Since OP just wants to pull out a single value, I would simply assign MyValueAsString = Regex.Match(InputString,"(?<=Fakturanr )\d+").Value This would give your string variable named MyValueAsString the value you need.

1 Like

Thanks @Dave! I have one more to you if you’re up for it :slight_smile:
Or… anyone else.

Invoice
Invoice number: 10367140
Invoice date: 2 September 2019  

Here I want to get the number after “Invoice number”, that is “10367140”.
I tried with the following
"(?<=(Fakturanummer|Fakturanr|Invoice number:) )\d+"
But can’t get it to work.

Sure thing! Here is the regex statement that would work: (?<=Invoice number: )\d+

(?<=) - this is called a positive lookbehind. Whatever we include here will be found in the input string, then the portion to the right of this lookbehind will be our match. Since we had (?<=Invoice number: ) that means it is looking for the word “Invoice number” followed by a colon and a space before capturing the info to the right
\d+ this means we want 1 or more digits. If there is anything other than digits it would not be caught, so 10357-3834 it would only match 10357

I just realized, that there must be some character in this original text that wasn’t included in my post.
So please look at the following file: https://ufile.io/r70jru0b
With this content, it still doesn’t work.

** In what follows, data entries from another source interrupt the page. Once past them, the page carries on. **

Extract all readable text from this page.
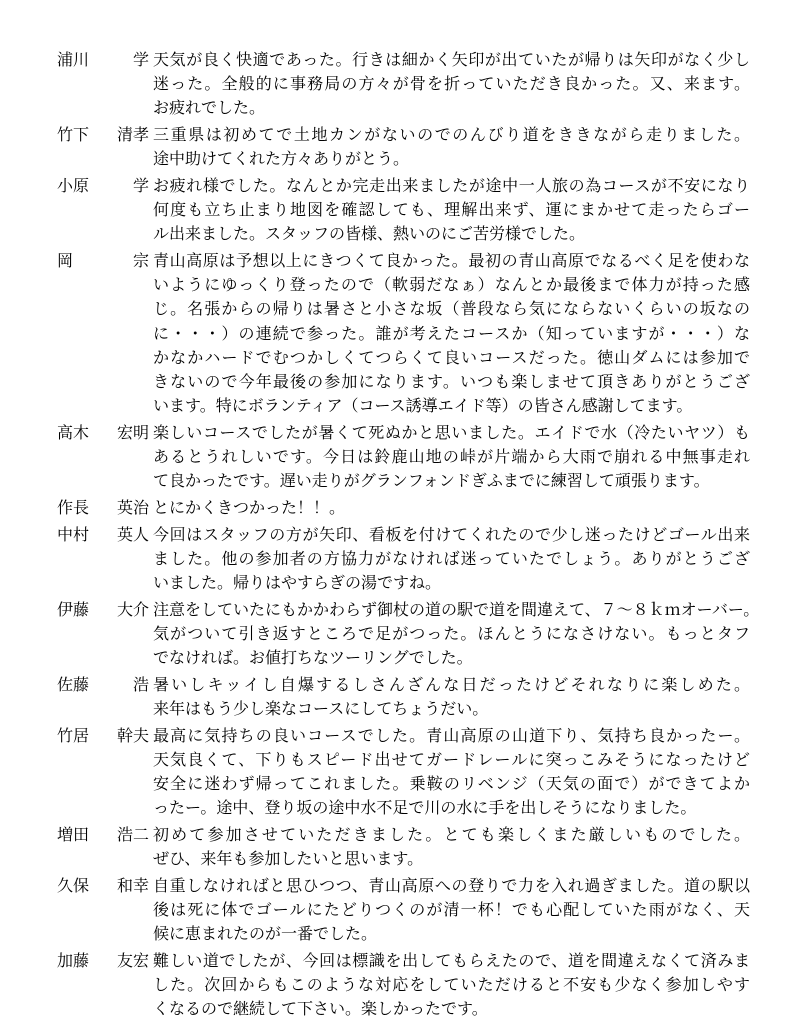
浦川	学 天気が良く快適であった。行きは細かく矢印が出ていたが帰りは矢印がなく少し
迷った。全般的に事務局の方々が骨を折っていただき良かった。又、来ます。
お疲れでした。
竹下 清孝 三重県は初めてで土地カンがないのでのんびり道をききながら走りました。
途中助けてくれた方々ありがとう。
小原	学 お疲れ様でした。なんとか完走出来ましたが途中一人旅の為コースが不安になり
何度も立ち止まり地図を確認しても、理解出来ず、運にまかせて走ったらゴー
ル出来ました。スタッフの皆様、熱いのにご苦労様でした。
岡	宗 青山高原は予想以上にきつくて良かった。最初の青山高原でなるべく足を使わな
いようにゆっくり登ったので（軟弱だなぁ）なんとか最後まで体力が持った感
じ。名張からの帰りは暑さと小さな坂（普段なら気にならないくらいの坂なの
に・・・）の連続で参った。誰が考えたコースか（知っていますが・・・）な
かなかハードでむつかしくてつらくて良いコースだった。徳山ダムには参加で
きないので今年最後の参加になります。いつも楽しませて頂きありがとうござ
います。特にボランティア（コース誘導エイド等）の皆さん感謝してます。
高木 宏明 楽しいコースでしたが暑くて死ぬかと思いました。エイドで水（冷たいヤツ）も
あるとうれしいです。今日は鈴鹿山地の峠が片端から大雨で崩れる中無事走れ
て良かったです。遅い走りがグランフォンドぎふまでに練習して頑張ります。
作長 英治 とにかくきつかった！！。
中村 英人 今回はスタッフの方が矢印、看板を付けてくれたので少し迷ったけどゴール出来
ました。他の参加者の方協力がなければ迷っていたでしょう。ありがとうござ
いました。帰りはやすらぎの湯ですね。
伊藤 大介 注意をしていたにもかかわらず御杖の道の駅で道を間違えて、７～８ｋｍオーバー。
気がついて引き返すところで足がつった。ほんとうになさけない。もっとタフ
でなければ。お値打ちなツーリングでした。
佐藤	浩 暑いしキッイし自爆するしさんざんな日だったけどそれなりに楽しめた。
来年はもう少し楽なコースにしてちょうだい。
竹居 幹夫 最高に気持ちの良いコースでした。青山高原の山道下り、気持ち良かったー。
天気良くて、下りもスピード出せてガードレールに突っこみそうになったけど
安全に迷わず帰ってこれました。乗鞍のリベンジ（天気の面で）ができてよか
ったー。途中、登り坂の途中水不足で川の水に手を出しそうになりました。
増田 浩二 初めて参加させていただきました。とても楽しくまた厳しいものでした。
ぜひ、来年も参加したいと思います。
久保 和幸 自重しなければと思ひつつ、青山高原への登りで力を入れ過ぎました。道の駅以
後は死に体でゴールにたどりつくのが清一杯！でも心配していた雨がなく、天
候に恵まれたのが一番でした。
加藤 友宏 難しい道でしたが、今回は標識を出してもらえたので、道を間違えなくて済みま
した。次回からもこのような対応をしていただけると不安も少なく参加しやす
くなるので継続して下さい。楽しかったです。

Note: I got it to work with the following (matching other words as well that I need):

(?<=(Fakturanummer|Fakturanr|Invoice number).*)\d+

It appears to be the whitespace character. The one in your textfile is different than the one you get pressing the spacebar. This can be compensated by using \s* so the expression would be: (?<=Invoice number:\s*)\d+

However, the solution you have is working as well so use either one :slight_smile:

1 Like

This topic was automatically closed 3 days after the last reply. New replies are no longer allowed.